Il ne sera pas « remisé dans les hangars de l'histoire » mais bel et bien, haut
et fort, sur le fronton de cette histoire. Paradoxe des circonstances, 22 héros
historiques ont pu le mettre au jour, 22 députés squelettiques ourdissent ses
obsèques. Extraire ce sigle de la rue n'est pas
l'archiver. Ou le faire taire. Seulement une protection constante et pérenne.
LA LISTE DU PERSONNEL DE LA FLETRISSURE
Je vous joins,
Monsieur le directeur général ci-après une liste non exhaustive des profils de
personnes responsables et coupables : Ils sont nombreux. Divers et vagues. Mais
les plus importants seront les plus indiqués et seront ceux qui se mettent en
valeur depuis l'histoire de sa naissance. ManÅ“uvrant à distance ou à bout
portant, les caciques ne lâchent pas les rennes qui les ont traînés aux marches
supérieures de la gloire du jeune Etat. C'est grâce à ce sigle qu'ils sont devenus
ministres, ambassadeurs, députés ou sénateurs tiers résidentiels. Les coulisses
ne sont plus utiles, pour eux plus que ne le sont les eaux troubles.

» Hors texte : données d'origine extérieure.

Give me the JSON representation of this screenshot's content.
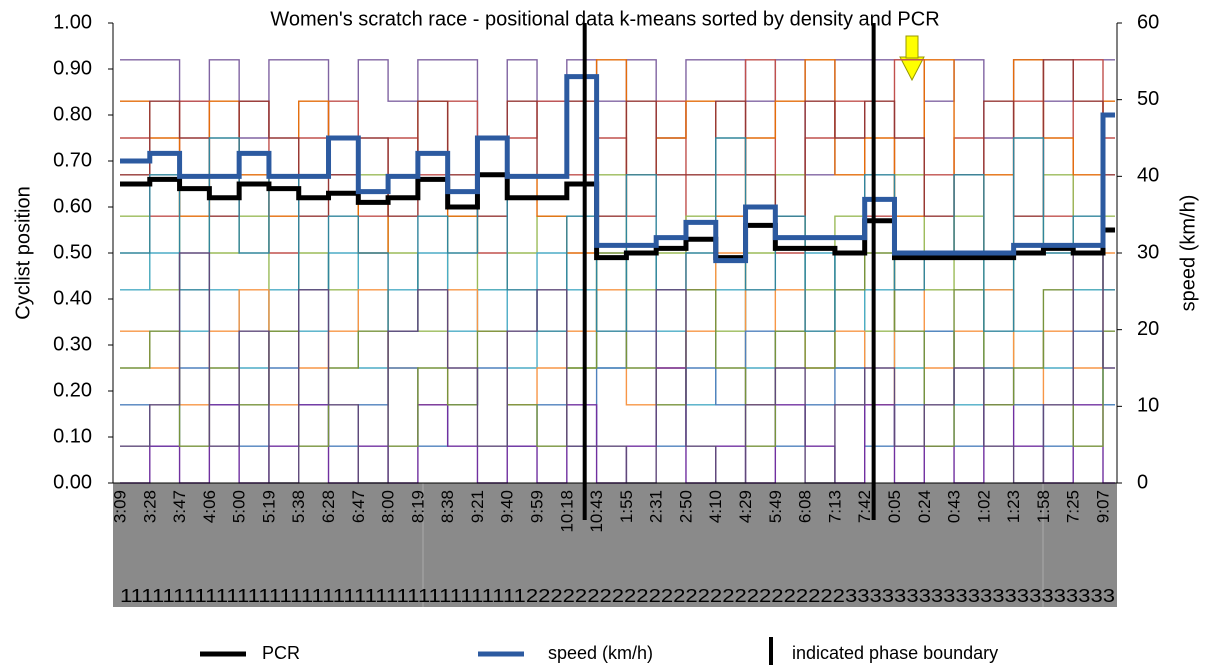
{
  "chart_data": {
    "type": "step-line",
    "title": "Women's scratch race - positional data k-means sorted by density and PCR",
    "y_label": "Cyclist position",
    "y2_label": "speed (km/h)",
    "categories": [
      "3:09",
      "3:28",
      "3:47",
      "4:06",
      "5:00",
      "5:19",
      "5:38",
      "6:28",
      "6:47",
      "8:00",
      "8:19",
      "8:38",
      "9:21",
      "9:40",
      "9:59",
      "10:18",
      "10:43",
      "1:55",
      "2:31",
      "2:50",
      "4:10",
      "4:29",
      "5:49",
      "6:08",
      "7:13",
      "7:42",
      "0:05",
      "0:24",
      "0:43",
      "1:02",
      "1:23",
      "1:58",
      "7:25",
      "9:07"
    ],
    "phase_row": "11111111111111111111111111111111111111222222222222222222222222223333333333333333333333",
    "phase_boundaries": [
      15.6,
      25.3
    ],
    "phase_boundary_label": "indicated phase boundary",
    "ylim": [
      0,
      1
    ],
    "yticks": [
      {
        "value": 0,
        "label": "0.00"
      },
      {
        "value": 0.1,
        "label": "0.10"
      },
      {
        "value": 0.2,
        "label": "0.20"
      },
      {
        "value": 0.3,
        "label": "0.30"
      },
      {
        "value": 0.4,
        "label": "0.40"
      },
      {
        "value": 0.5,
        "label": "0.50"
      },
      {
        "value": 0.6,
        "label": "0.60"
      },
      {
        "value": 0.7,
        "label": "0.70"
      },
      {
        "value": 0.8,
        "label": "0.80"
      },
      {
        "value": 0.9,
        "label": "0.90"
      },
      {
        "value": 1,
        "label": "1.00"
      }
    ],
    "y2lim": [
      0,
      60
    ],
    "y2ticks": [
      0,
      10,
      20,
      30,
      40,
      50,
      60
    ],
    "cyclists": [
      {
        "color": "#8064a2",
        "values": [
          0.92,
          0.92,
          0.83,
          0.92,
          0.75,
          0.92,
          0.92,
          0.67,
          0.92,
          0.83,
          0.92,
          0.92,
          0.75,
          0.92,
          0.83,
          0.92,
          0.83,
          0.92,
          0.75,
          0.92,
          0.92,
          0.83,
          0.92,
          0.67,
          0.92,
          0.92,
          0.92,
          0.83,
          0.92,
          0.75,
          0.92,
          0.83,
          0.92,
          0.92
        ]
      },
      {
        "color": "#c0504d",
        "values": [
          0.75,
          0.58,
          0.83,
          0.67,
          0.83,
          0.5,
          0.75,
          0.83,
          0.58,
          0.75,
          0.67,
          0.83,
          0.5,
          0.75,
          0.83,
          0.67,
          0.75,
          0.58,
          0.83,
          0.42,
          0.67,
          0.92,
          0.5,
          0.75,
          0.83,
          0.58,
          0.92,
          0.67,
          0.75,
          0.5,
          0.83,
          0.58,
          0.92,
          0.75
        ]
      },
      {
        "color": "#9bbb59",
        "values": [
          0.58,
          0.42,
          0.67,
          0.5,
          0.58,
          0.33,
          0.5,
          0.42,
          0.67,
          0.5,
          0.33,
          0.58,
          0.42,
          0.5,
          0.58,
          0.25,
          0.67,
          0.42,
          0.5,
          0.58,
          0.33,
          0.5,
          0.67,
          0.42,
          0.58,
          0.33,
          0.67,
          0.42,
          0.58,
          0.25,
          0.5,
          0.67,
          0.42,
          0.58
        ]
      },
      {
        "color": "#4bacc6",
        "values": [
          0.42,
          0.5,
          0.33,
          0.42,
          0.25,
          0.42,
          0.33,
          0.5,
          0.25,
          0.42,
          0.5,
          0.33,
          0.42,
          0.25,
          0.5,
          0.42,
          0.25,
          0.5,
          0.33,
          0.17,
          0.42,
          0.25,
          0.33,
          0.5,
          0.25,
          0.42,
          0.25,
          0.33,
          0.17,
          0.42,
          0.33,
          0.25,
          0.42,
          0.17
        ]
      },
      {
        "color": "#f79646",
        "values": [
          0.33,
          0.25,
          0.17,
          0.33,
          0.42,
          0.17,
          0.25,
          0.33,
          0.42,
          0.25,
          0.17,
          0.42,
          0.33,
          0.17,
          0.25,
          0.33,
          0.42,
          0.17,
          0.25,
          0.33,
          0.5,
          0.17,
          0.42,
          0.25,
          0.33,
          0.17,
          0.5,
          0.25,
          0.33,
          0.42,
          0.17,
          0.33,
          0.25,
          0.5
        ]
      },
      {
        "color": "#4f81bd",
        "values": [
          0.17,
          0.08,
          0.25,
          0.17,
          0.08,
          0.25,
          0.17,
          0.08,
          0.17,
          0.25,
          0.08,
          0.17,
          0.25,
          0.08,
          0.17,
          0.08,
          0.25,
          0.33,
          0.08,
          0.25,
          0.17,
          0.33,
          0.08,
          0.17,
          0.25,
          0.08,
          0.17,
          0.33,
          0.08,
          0.25,
          0.17,
          0.08,
          0.33,
          0.17
        ]
      },
      {
        "color": "#7030a0",
        "values": [
          0,
          0.08,
          0,
          0.17,
          0,
          0.08,
          0.17,
          0,
          0.08,
          0,
          0.17,
          0.08,
          0,
          0.08,
          0,
          0.17,
          0,
          0.08,
          0.25,
          0,
          0.08,
          0,
          0.17,
          0.08,
          0,
          0.17,
          0,
          0.08,
          0,
          0.17,
          0.08,
          0,
          0.17,
          0
        ]
      },
      {
        "color": "#77933c",
        "values": [
          0.25,
          0.33,
          0.08,
          0.25,
          0.17,
          0.33,
          0.08,
          0.25,
          0.33,
          0.08,
          0.25,
          0.17,
          0.33,
          0.17,
          0.08,
          0.25,
          0.5,
          0.25,
          0.17,
          0.42,
          0.25,
          0.08,
          0.33,
          0.25,
          0.42,
          0.5,
          0.33,
          0.08,
          0.42,
          0.17,
          0.25,
          0.42,
          0.08,
          0.33
        ]
      },
      {
        "color": "#e46c0a",
        "values": [
          0.83,
          0.75,
          0.58,
          0.83,
          0.67,
          0.58,
          0.83,
          0.75,
          0.5,
          0.67,
          0.83,
          0.58,
          0.75,
          0.67,
          0.58,
          0.5,
          0.92,
          0.67,
          0.75,
          0.83,
          0.58,
          0.75,
          0.83,
          0.92,
          0.67,
          0.75,
          0.58,
          0.92,
          0.5,
          0.67,
          0.92,
          0.75,
          0.67,
          0.83
        ]
      },
      {
        "color": "#953735",
        "values": [
          0.67,
          0.83,
          0.75,
          0.58,
          0.83,
          0.75,
          0.58,
          0.67,
          0.75,
          0.58,
          0.83,
          0.67,
          0.58,
          0.83,
          0.67,
          0.83,
          0.58,
          0.83,
          0.67,
          0.67,
          0.83,
          0.67,
          0.58,
          0.83,
          0.75,
          0.83,
          0.75,
          0.58,
          0.67,
          0.83,
          0.58,
          0.92,
          0.83,
          0.67
        ]
      },
      {
        "color": "#31859c",
        "values": [
          0.5,
          0.67,
          0.42,
          0.75,
          0.5,
          0.67,
          0.42,
          0.58,
          0.5,
          0.33,
          0.58,
          0.5,
          0.67,
          0.42,
          0.33,
          0.58,
          0.33,
          0.67,
          0.42,
          0.5,
          0.75,
          0.42,
          0.58,
          0.33,
          0.5,
          0.67,
          0.42,
          0.5,
          0.67,
          0.33,
          0.75,
          0.5,
          0.58,
          0.42
        ]
      },
      {
        "color": "#5f497a",
        "values": [
          0.08,
          0.17,
          0.5,
          0.08,
          0.33,
          0,
          0.42,
          0.17,
          0,
          0.33,
          0.42,
          0.25,
          0.08,
          0.33,
          0.42,
          0.08,
          0.08,
          0,
          0.42,
          0.08,
          0,
          0.17,
          0.25,
          0,
          0.17,
          0.25,
          0.08,
          0.17,
          0.25,
          0.08,
          0,
          0.17,
          0.5,
          0.25
        ]
      }
    ],
    "series": [
      {
        "name": "PCR",
        "color": "#000000",
        "values": [
          0.65,
          0.66,
          0.64,
          0.62,
          0.65,
          0.64,
          0.62,
          0.63,
          0.61,
          0.62,
          0.66,
          0.6,
          0.67,
          0.62,
          0.62,
          0.65,
          0.49,
          0.5,
          0.51,
          0.53,
          0.49,
          0.56,
          0.51,
          0.51,
          0.5,
          0.57,
          0.49,
          0.49,
          0.49,
          0.49,
          0.5,
          0.51,
          0.5,
          0.55
        ]
      },
      {
        "name": "speed (km/h)",
        "color": "#2c5aa0",
        "axis": "y2",
        "values": [
          42,
          43,
          40,
          40,
          43,
          40,
          40,
          45,
          38,
          40,
          43,
          38,
          45,
          40,
          40,
          53,
          31,
          31,
          32,
          34,
          29,
          36,
          32,
          32,
          32,
          37,
          30,
          30,
          30,
          30,
          31,
          31,
          31,
          48
        ]
      }
    ]
  }
}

La démocratie maintenant chérie à leurs yeux
est là d'abord au service de leurs intérêts. Car ce sont ceux-là même qui dans
les années 70 prenaient pour un blasphème ce mot au moment où ils officiaient
en tant que Mouhafedh omnipotent et omniscient.
Depuis, n'arrivant pas à reléguer leurs conflits personnels ni réguler l'envie
pressante de vider le contenu de leur vessie, comme des gagas ils
s'agglutinent, tel un essaim autours de ce sigle. Séniles, sinistrés, moches,
blafards, pales et tièdes ils se croient toujours tenir la main sans recourir à
la main courante à peine de trébucher. Je viens monsieur le Directeur général
dans cette liste adjoindre les noms de certains ex-mouhafedh,
ex-ministres ou en cours d'emploi et leurs consorts afin, vu la grosseur de
leur âge, leurs états pleins d'approximatifs services, leur ménopause, leur
infirmité à franchir les technologies de facebook, de
les classer dans une rangée ferreuse inferieure à
l'étagère dorée où sera remis à la postérité le sigle tant souillé par eux.
Leur incapacité
de s'affranchir de la délation, de l'abjection, des coups bas, de la rapine, du
vol de voix et de la contrefaçon politique a fait d'eux les pires ennemis de la
modernité et du nouveau paysage que beaucoup de jeunes veuillent bien
entretenir pour se nourrir de la sève encore fructueuse de ce sigle honorable.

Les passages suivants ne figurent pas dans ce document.